Sur le plan pratique, on peut considérer que, dans une économie verte, la croissance des recettes et la création d’emplois proviennent des investissements publics et privés qui conduisent à une meilleure utilisation des ressources, à une réduction des émissions de carbone, des déchets et de la pollution. Mais aussi à la prévention de la perte de la biodiversité et de la dégradation des écosystèmes. Ces investissements sont à leur tour soutenus par la hausse de la demande en faveur de produits et services respectueux de l’environnement, par l’innovation technologique et, très souvent, par les mesures fiscales et sectorielles correctives adoptées pour garantir que les prix reflètent correctement les coûts environnementaux.
De ce fait, l’économie verte est fondée sur trois bases qui sont : l’amélioration du bien-être humain, la garantie de l’équité sociale et la réduction de manière significative des risques environnementaux.
Colonel Hamsatou Amadou Harouna, les domaines d’intervention de l’économie verte sont à la fois vastes et variés. Quels sont ceux qui sont beaucoup plus pris en compte au Niger ?
Comme vous le savez, l’économie verte implique un changement significatif dans les investissements, les infrastructures, la recherche et dans le développement.
Au Niger, les domaines prioritaires dans lesquels la transition vers l’économie verte est prise en compte sont : le Recyclage des déchets, l’énergie (renouvelable, efficacité énergétique), le transport (transport en commun). Il y a aussi, l’agriculture (agriculture bio, agriculture intelligente, agro écologie, agroforesterie, irrigation solaire), la foresterie (plantations, pépinières privées, régénération naturelle assistée, promotion des filières et chaines des produits forestiers non ligneux, pisciculture, aquaponie, etc.), les infrastructures (construction sans bois) et le tourisme durable (écotourisme).
En somme, dans ces secteurs, l’économie verte contribue à créer des emplois verts à travers des travaux à haute intensité de main d’œuvre.

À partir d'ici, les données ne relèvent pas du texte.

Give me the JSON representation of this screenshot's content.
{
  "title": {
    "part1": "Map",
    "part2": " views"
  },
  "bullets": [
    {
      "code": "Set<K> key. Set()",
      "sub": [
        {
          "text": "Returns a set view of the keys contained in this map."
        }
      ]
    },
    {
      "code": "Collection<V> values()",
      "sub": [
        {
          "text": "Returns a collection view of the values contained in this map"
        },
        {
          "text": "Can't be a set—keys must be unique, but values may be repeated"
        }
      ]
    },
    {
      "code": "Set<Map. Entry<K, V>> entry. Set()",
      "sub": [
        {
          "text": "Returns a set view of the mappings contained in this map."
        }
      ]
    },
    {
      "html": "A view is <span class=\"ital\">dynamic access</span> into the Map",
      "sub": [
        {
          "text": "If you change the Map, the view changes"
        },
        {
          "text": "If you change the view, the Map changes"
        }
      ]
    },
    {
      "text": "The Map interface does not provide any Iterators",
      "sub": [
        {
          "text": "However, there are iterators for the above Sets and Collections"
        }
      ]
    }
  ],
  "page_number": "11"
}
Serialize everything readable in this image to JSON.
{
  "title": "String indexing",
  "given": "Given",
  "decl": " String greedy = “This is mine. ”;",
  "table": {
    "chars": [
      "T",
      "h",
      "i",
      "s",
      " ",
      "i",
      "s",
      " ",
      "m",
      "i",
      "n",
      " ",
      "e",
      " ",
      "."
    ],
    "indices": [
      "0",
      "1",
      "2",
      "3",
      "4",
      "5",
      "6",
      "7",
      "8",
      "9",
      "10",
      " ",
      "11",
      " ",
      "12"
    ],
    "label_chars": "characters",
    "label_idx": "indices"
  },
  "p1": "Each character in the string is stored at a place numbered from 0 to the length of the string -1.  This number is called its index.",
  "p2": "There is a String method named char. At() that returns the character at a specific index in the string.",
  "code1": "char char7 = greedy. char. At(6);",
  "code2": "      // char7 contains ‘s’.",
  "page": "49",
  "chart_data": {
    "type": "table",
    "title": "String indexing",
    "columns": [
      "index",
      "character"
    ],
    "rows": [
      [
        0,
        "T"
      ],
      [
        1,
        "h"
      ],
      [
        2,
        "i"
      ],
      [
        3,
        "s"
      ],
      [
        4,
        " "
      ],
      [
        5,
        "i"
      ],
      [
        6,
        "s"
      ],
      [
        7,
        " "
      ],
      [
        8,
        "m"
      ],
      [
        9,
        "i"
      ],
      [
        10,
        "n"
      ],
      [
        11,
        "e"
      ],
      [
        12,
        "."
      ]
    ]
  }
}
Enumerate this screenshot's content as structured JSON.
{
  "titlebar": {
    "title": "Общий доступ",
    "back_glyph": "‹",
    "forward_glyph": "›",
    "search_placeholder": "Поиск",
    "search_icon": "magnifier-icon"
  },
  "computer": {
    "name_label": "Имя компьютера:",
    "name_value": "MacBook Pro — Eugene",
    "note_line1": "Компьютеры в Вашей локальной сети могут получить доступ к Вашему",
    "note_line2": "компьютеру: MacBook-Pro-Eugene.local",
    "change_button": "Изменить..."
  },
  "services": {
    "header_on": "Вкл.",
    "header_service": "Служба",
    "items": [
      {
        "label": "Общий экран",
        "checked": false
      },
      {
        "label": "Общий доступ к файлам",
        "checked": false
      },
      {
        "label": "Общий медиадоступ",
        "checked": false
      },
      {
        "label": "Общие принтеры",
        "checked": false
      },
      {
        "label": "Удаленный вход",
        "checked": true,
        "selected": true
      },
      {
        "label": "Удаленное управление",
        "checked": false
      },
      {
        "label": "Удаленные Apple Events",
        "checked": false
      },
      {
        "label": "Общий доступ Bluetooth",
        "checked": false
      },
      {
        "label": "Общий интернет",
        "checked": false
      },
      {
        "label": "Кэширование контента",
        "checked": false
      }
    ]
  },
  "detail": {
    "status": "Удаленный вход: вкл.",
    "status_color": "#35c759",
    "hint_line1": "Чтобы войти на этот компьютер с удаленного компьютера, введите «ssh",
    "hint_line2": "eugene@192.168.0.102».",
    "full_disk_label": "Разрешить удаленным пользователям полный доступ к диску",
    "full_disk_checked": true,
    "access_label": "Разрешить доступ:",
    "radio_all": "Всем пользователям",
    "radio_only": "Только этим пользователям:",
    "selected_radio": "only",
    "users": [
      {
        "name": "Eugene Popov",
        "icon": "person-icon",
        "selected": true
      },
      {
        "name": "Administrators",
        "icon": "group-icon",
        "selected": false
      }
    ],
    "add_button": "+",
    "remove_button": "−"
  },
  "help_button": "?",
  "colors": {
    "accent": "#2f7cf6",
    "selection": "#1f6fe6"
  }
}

La transition vers une économie verte représente une réelle opportunité pour évoluer vers des sociétés plus durables et justes. Selon vous, quels sont les enjeux de l’économie verte pour un pays comme le Niger ?
La transition vers une économie verte nécessite plus que des investissements, mais un changement majeur dans la conception et la mise en œuvre des politiques, stratégies et des changements de mentalité. Elle nécessitera des actions politiques très fortes, le renforcement des capacités des travailleurs dans les secteurs verts et des bonnes incitations aux acteurs économiques afin que ces derniers aillent dans le sens de l’économie verte.
En termes d’enjeux pour le Niger, l’économie verte repose sur 2 éléments essentiels. Comme enjeux positifs, elle va favoriser, entre autres, le gain d’emploi (création des nouveaux emplois dans les secteurs de recyclage des déchets, le bâtiment, l’écotourisme, foresterie (récupération des terres), les chaines de valeurs des produits forestiers non ligneux et halieutiques (développement de l’aquaculture), l’amélioration des productivités agro-sylvo-pastorales. La promotion de l’économie verte va aussi engendrer une amélioration de l’économie locale (amélioration des revenus des communautés), et conséquemment des conditions de vie des communautés, le renforcement de la résilience contre les effets néfastes des changements climatiques (résilience des communautés et de leurs moyens d’existence). L’amélioration du cadre de vie des communautés (qualité de l’air, aménagement paysager, microclimat, lutte contre la pollution, etc.). Et enfin, elle (l’économie verte) va favoriser un accès à des sources d’énergie propres et au développement de villes résilientes et inclusives.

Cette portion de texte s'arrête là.